I used to write alot of fantacy/drama kind of stories based around my friends and I. Now that I'm lazy and have semi-perm writers bock I jut write character profiles and dream of what great stories I could make with them.
I try to write a lot of variety instead of getting stuck in one genre, even though I don't post everything and sometimes what I post gets stuck in one genre.
Thus far, my writing has been limited to fantasy and to chronicling my life experiences, most especially those which occur during my travels. I would someday like to produce a semi-fictional, autobiographical work based on these experiences. I enjoy fantasy because I have a rather active imagination, and this genre allows me to utilize it to the fullest. When writing fantasy, I tend to stick to the more believable (i.e. without magic and mystical creatures).
I like science fiction, but I don't know if I write science fiction, because it's not about science. I want to write with Milan Kundera's insight, Borges' sense of technique, and W.S. Burroughs' embrace of high and low art, also with JG Ballard's descriptiveness... but all melted together, so no one knows what to make of it.
Genre is kind of an issue. I think the best books play with genre; even if you write within a genre, knowing its conventions allows us to decide whether we want to write "normal" or "abnormal" according to taste. Expectation is inevitable when you write to be read, and I think trying to ignore it is a bad idea.
I am really a fan of writing fiction. I usually write in what could be considered the Dark Ages, although right now I just have a collection of short stories focused on 9th century Britain and the Danish invasion. But I have also dabbled a little into drama and plays, but I have not completed anything yet.

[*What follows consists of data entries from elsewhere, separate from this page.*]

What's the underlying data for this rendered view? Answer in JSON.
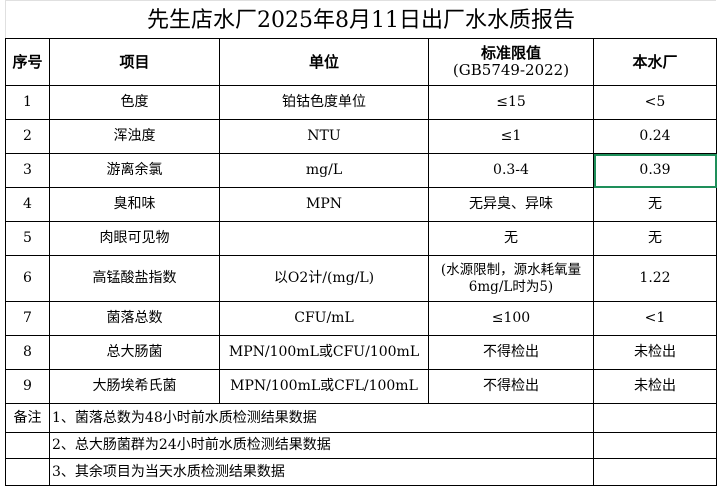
{
  "title": "先生店水厂2025年8月11日出厂水水质报告",
  "headers": {
    "no": "序号",
    "item": "项目",
    "unit": "单位",
    "standard": "标准限值",
    "standard_code": "(GB5749-2022)",
    "plant": "本水厂"
  },
  "rows": [
    {
      "no": "1",
      "item": "色度",
      "unit": "铂钴色度单位",
      "standard": "≤15",
      "value": "<5"
    },
    {
      "no": "2",
      "item": "浑浊度",
      "unit": "NTU",
      "standard": "≤1",
      "value": "0.24"
    },
    {
      "no": "3",
      "item": "游离余氯",
      "unit": "mg/L",
      "standard": "0.3-4",
      "value": "0.39"
    },
    {
      "no": "4",
      "item": "臭和味",
      "unit": "MPN",
      "standard": "无异臭、异味",
      "value": "无"
    },
    {
      "no": "5",
      "item": "肉眼可见物",
      "unit": "",
      "standard": "无",
      "value": "无"
    },
    {
      "no": "6",
      "item": "高锰酸盐指数",
      "unit": "以O2计/(mg/L)",
      "standard": "(水源限制，源水耗氧量6mg/L时为5)",
      "value": "1.22"
    },
    {
      "no": "7",
      "item": "菌落总数",
      "unit": "CFU/mL",
      "standard": "≤100",
      "value": "<1"
    },
    {
      "no": "8",
      "item": "总大肠菌",
      "unit": "MPN/100mL或CFU/100mL",
      "standard": "不得检出",
      "value": "未检出"
    },
    {
      "no": "9",
      "item": "大肠埃希氏菌",
      "unit": "MPN/100mL或CFL/100mL",
      "standard": "不得检出",
      "value": "未检出"
    }
  ],
  "notes_label": "备注",
  "notes": [
    "1、菌落总数为48小时前水质检测结果数据",
    "2、总大肠菌群为24小时前水质检测结果数据",
    "3、其余项目为当天水质检测结果数据"
  ],
  "selection_color": "#1e8f5a"
}
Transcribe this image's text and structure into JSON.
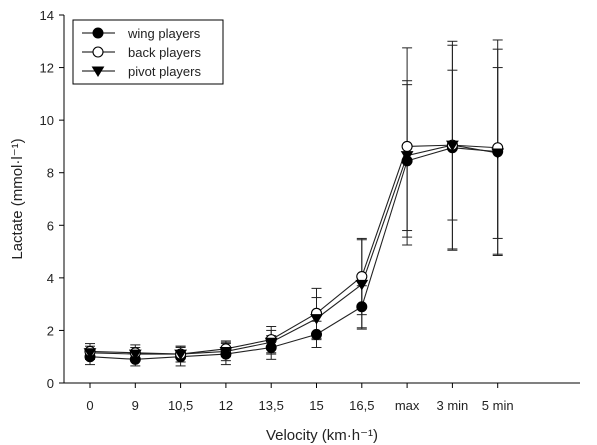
{
  "chart_data": {
    "type": "line",
    "xlabel": "Velocity (km·h⁻¹)",
    "ylabel": "Lactate (mmol·l⁻¹)",
    "ylim": [
      0,
      14
    ],
    "yticks": [
      0,
      2,
      4,
      6,
      8,
      10,
      12,
      14
    ],
    "categories": [
      "0",
      "9",
      "10,5",
      "12",
      "13,5",
      "15",
      "16,5",
      "max",
      "3 min",
      "5 min"
    ],
    "grid": false,
    "legend_position": "top-left",
    "series": [
      {
        "name": "wing players",
        "marker": "filled-circle",
        "values": [
          1.0,
          0.9,
          1.0,
          1.1,
          1.35,
          1.85,
          2.9,
          8.45,
          8.95,
          8.8
        ],
        "error": [
          0.3,
          0.25,
          0.35,
          0.4,
          0.45,
          0.5,
          0.8,
          2.9,
          3.9,
          3.9
        ]
      },
      {
        "name": "back players",
        "marker": "open-circle",
        "values": [
          1.2,
          1.15,
          1.1,
          1.3,
          1.65,
          2.65,
          4.05,
          9.0,
          9.05,
          8.95
        ],
        "error": [
          0.3,
          0.3,
          0.3,
          0.3,
          0.5,
          0.95,
          1.45,
          3.75,
          3.95,
          4.1
        ]
      },
      {
        "name": "pivot players",
        "marker": "down-triangle",
        "values": [
          1.15,
          1.1,
          1.1,
          1.2,
          1.55,
          2.45,
          3.75,
          8.65,
          9.05,
          8.75
        ],
        "error": [
          0.25,
          0.25,
          0.3,
          0.35,
          0.45,
          0.8,
          1.7,
          2.85,
          2.85,
          3.25
        ]
      }
    ]
  }
}
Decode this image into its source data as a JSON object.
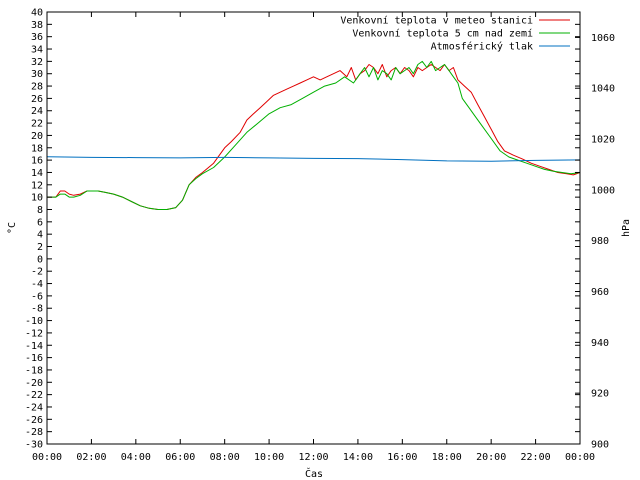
{
  "chart_data": {
    "type": "line",
    "xlabel": "Čas",
    "ylabel": "°C",
    "y2label": "hPa",
    "xlim": [
      0,
      24
    ],
    "ylim": [
      -30,
      40
    ],
    "y2lim": [
      900,
      1070
    ],
    "grid": false,
    "legend_position": "top-right",
    "x_ticks": [
      "00:00",
      "02:00",
      "04:00",
      "06:00",
      "08:00",
      "10:00",
      "12:00",
      "14:00",
      "16:00",
      "18:00",
      "20:00",
      "22:00",
      "00:00"
    ],
    "y_ticks": [
      40,
      38,
      36,
      34,
      32,
      30,
      28,
      26,
      24,
      22,
      20,
      18,
      16,
      14,
      12,
      10,
      8,
      6,
      4,
      2,
      0,
      -2,
      -4,
      -6,
      -8,
      -10,
      -12,
      -14,
      -16,
      -18,
      -20,
      -22,
      -24,
      -26,
      -28,
      -30
    ],
    "y2_ticks": [
      1060,
      1040,
      1020,
      1000,
      980,
      960,
      940,
      920,
      900
    ],
    "series": [
      {
        "name": "Venkovní teplota v meteo stanici",
        "color": "#e00000",
        "axis": "left",
        "x": [
          0,
          0.4,
          0.6,
          0.8,
          1.0,
          1.2,
          1.5,
          1.8,
          2.0,
          2.3,
          2.6,
          3.0,
          3.4,
          3.8,
          4.2,
          4.6,
          5.0,
          5.4,
          5.8,
          6.1,
          6.4,
          6.7,
          7.0,
          7.5,
          8.0,
          8.3,
          8.7,
          9.0,
          9.3,
          9.6,
          9.9,
          10.2,
          10.5,
          10.8,
          11.1,
          11.4,
          11.7,
          12.0,
          12.3,
          12.6,
          12.9,
          13.2,
          13.5,
          13.7,
          13.9,
          14.1,
          14.3,
          14.5,
          14.7,
          14.9,
          15.1,
          15.3,
          15.5,
          15.7,
          15.9,
          16.1,
          16.3,
          16.5,
          16.7,
          16.9,
          17.1,
          17.3,
          17.5,
          17.7,
          17.9,
          18.1,
          18.3,
          18.5,
          18.8,
          19.1,
          19.4,
          19.7,
          20.0,
          20.3,
          20.6,
          21.0,
          21.4,
          21.8,
          22.2,
          22.6,
          23.0,
          23.4,
          23.7,
          24.0
        ],
        "y": [
          10,
          10,
          11,
          11,
          10.5,
          10.3,
          10.5,
          11,
          11,
          11,
          10.8,
          10.5,
          10,
          9.3,
          8.6,
          8.2,
          8,
          8,
          8.3,
          9.5,
          12,
          13.2,
          14,
          15.5,
          18,
          19,
          20.5,
          22.5,
          23.5,
          24.5,
          25.5,
          26.5,
          27,
          27.5,
          28,
          28.5,
          29,
          29.5,
          29,
          29.5,
          30,
          30.5,
          29.5,
          31,
          29,
          30,
          30.5,
          31.5,
          31,
          30,
          31.5,
          29.5,
          30.5,
          31,
          30,
          31,
          30.5,
          29.5,
          31,
          30.5,
          31,
          31.5,
          31,
          30.5,
          31.5,
          30.5,
          31,
          29,
          28,
          27,
          25,
          23,
          21,
          19,
          17.5,
          16.8,
          16.2,
          15.5,
          15,
          14.5,
          14,
          13.8,
          13.6,
          14
        ]
      },
      {
        "name": "Venkovní teplota 5 cm nad zemí",
        "color": "#00b000",
        "axis": "left",
        "x": [
          0,
          0.4,
          0.6,
          0.8,
          1.0,
          1.2,
          1.5,
          1.8,
          2.0,
          2.3,
          2.6,
          3.0,
          3.4,
          3.8,
          4.2,
          4.6,
          5.0,
          5.4,
          5.8,
          6.1,
          6.4,
          6.7,
          7.0,
          7.5,
          8.0,
          8.5,
          9.0,
          9.5,
          10.0,
          10.5,
          11.0,
          11.5,
          12.0,
          12.5,
          13.0,
          13.4,
          13.8,
          14.1,
          14.3,
          14.5,
          14.7,
          14.9,
          15.1,
          15.3,
          15.5,
          15.7,
          15.9,
          16.1,
          16.3,
          16.5,
          16.7,
          16.9,
          17.1,
          17.3,
          17.5,
          17.7,
          17.9,
          18.1,
          18.3,
          18.5,
          18.7,
          19.0,
          19.3,
          19.6,
          20.0,
          20.4,
          20.8,
          21.2,
          21.6,
          22.0,
          22.4,
          22.8,
          23.2,
          23.6,
          24.0
        ],
        "y": [
          10,
          10,
          10.5,
          10.5,
          10,
          10,
          10.3,
          11,
          11,
          11,
          10.8,
          10.5,
          10,
          9.3,
          8.6,
          8.2,
          8,
          8,
          8.3,
          9.5,
          12,
          13,
          13.8,
          14.8,
          16.5,
          18.5,
          20.5,
          22,
          23.5,
          24.5,
          25,
          26,
          27,
          28,
          28.5,
          29.5,
          28.5,
          30,
          31,
          29.5,
          31,
          29,
          30.5,
          30,
          29,
          31,
          30,
          30.5,
          31,
          30,
          31.5,
          32,
          31,
          32,
          30.5,
          31,
          31.5,
          30.5,
          29.5,
          28.5,
          26,
          24.5,
          23,
          21.5,
          19.5,
          17.5,
          16.5,
          16,
          15.5,
          15,
          14.5,
          14.2,
          14,
          13.8,
          14
        ]
      },
      {
        "name": "Atmosférický tlak",
        "color": "#0070c0",
        "axis": "right",
        "x": [
          0,
          2,
          4,
          6,
          8,
          9,
          10,
          12,
          14,
          16,
          18,
          20,
          22,
          24
        ],
        "y": [
          1013,
          1012.8,
          1012.7,
          1012.6,
          1012.8,
          1012.7,
          1012.6,
          1012.4,
          1012.3,
          1011.9,
          1011.4,
          1011.3,
          1011.6,
          1011.8
        ]
      }
    ]
  }
}
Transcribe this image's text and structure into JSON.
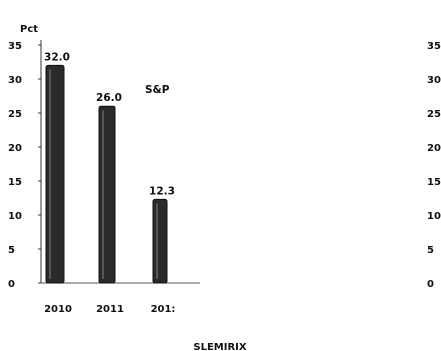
{
  "chart_data": {
    "type": "bar",
    "ylabel": "Pct",
    "categories": [
      "2010",
      "2011",
      "201:"
    ],
    "values": [
      32.0,
      26.0,
      12.3
    ],
    "value_labels": [
      "32.0",
      "26.0",
      "12.3"
    ],
    "annotation": "S&P",
    "footer_label": "SLEMIRIX",
    "ylim": [
      0,
      35
    ],
    "yticks": [
      "0",
      "5",
      "10",
      "15",
      "20",
      "25",
      "30",
      "35"
    ],
    "right_axis_ticks": [
      "0",
      "5",
      "10",
      "15",
      "20",
      "25",
      "30",
      "35"
    ],
    "grid": false,
    "colors": {
      "bar": "#2a2a2a",
      "bar_highlight": "#6a6a6a",
      "text": "#111111"
    }
  }
}
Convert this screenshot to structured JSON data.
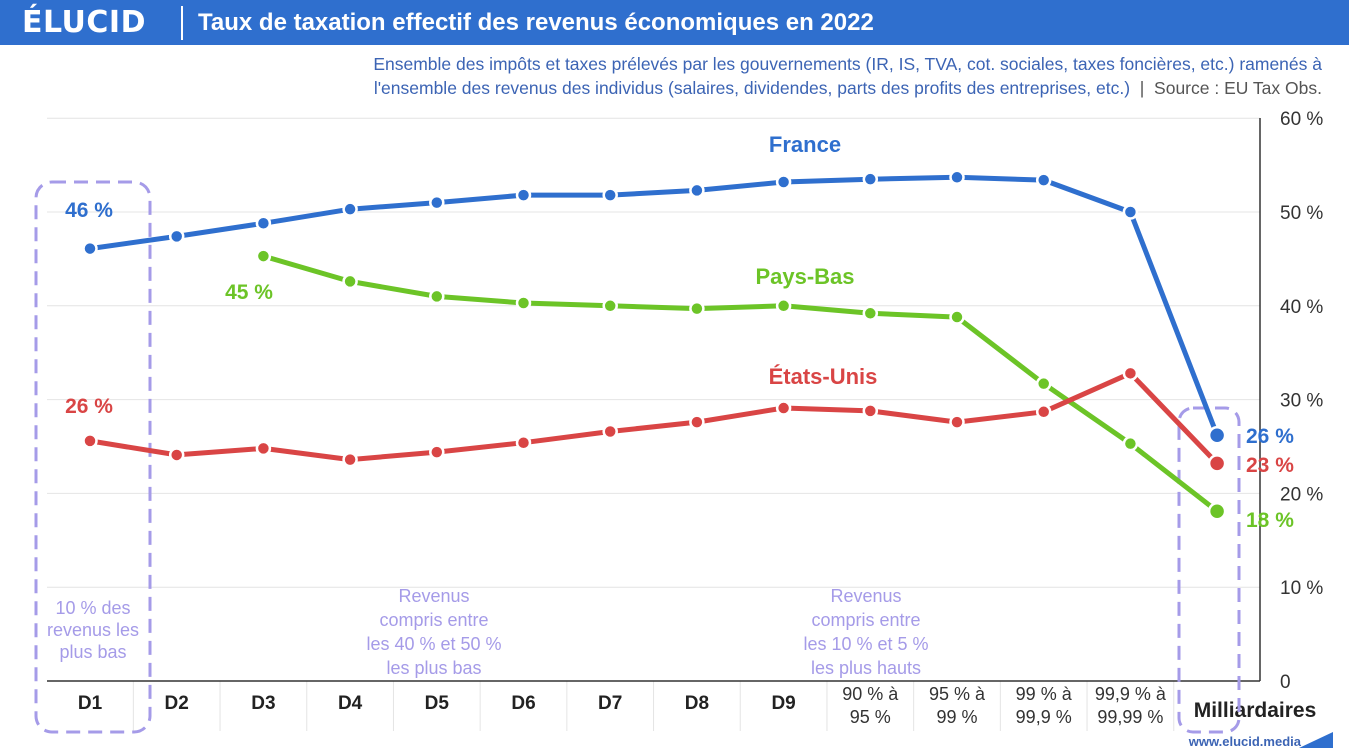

i write the wierd world inside my head, the one i visit in my dreams, the one where little people sized trains go everywhere and there's no keep out signs, nor very many people about mucking things up. which isn't easy to write about because it isn't messed up enough to make most writing conventions very useful to it. going to science fiction and furry conventions is fun though. or at least people who are more fun to me then most of the people i meet very often seem to make up most of the people who like to go to them and organize them and so on. of course i'm not claiming that i write at all. certainly nothing i'd expect anyone to consider worth their while to publish. which is why i love the net. you get to hear and say things that the intrests of grinding the money wheel just don't care about, which, well, i don't see how anything THEY care about is very interesting at all either. i mean not because its them, but that it just isn't, however much gratuitious conventionality tries to pretend to be, it just ain't. but take even the simplest encounters, i mean even with totally inert objects, given a sufficiently unfamiliar environment, i mean then you've got something. perhapse because the gratification of exploring, even the simplist creatures, well, that's what they've got to keep them going, to keep them interested in life and surviving. we're lucky, we who have this capacity and drive to not only explore, but create also. which is of course also, precisely why the time wasted on anything that isn't creating or exploring, other then to survive, just doesn't gratify at all. =^^= .../\...
I have several stories in my head that I would like to write. They have no sex, lots of romance, and a certian amount of violence. In most of them the protagonist is a soldier or a military veteran. If I would write a movie script the most it would rate would be PG13 for violence. There would be no sex, no nudity, and no obscene words. The violence would advance the plot. The plot would not exist in order to tie together a lot of fight scenes.
I write mostly horror, romance, rarely do sci-fi, comedy (though always dark), and philosophy, also some political works as well (mostly health oriented).
I'm compelled to tell people's stories. There are so many crazy things that happen in real life. I'm a traditional story-teller. Also, I like to incorporate photos to help tell these stories both professionally as a community journalist and on my free time.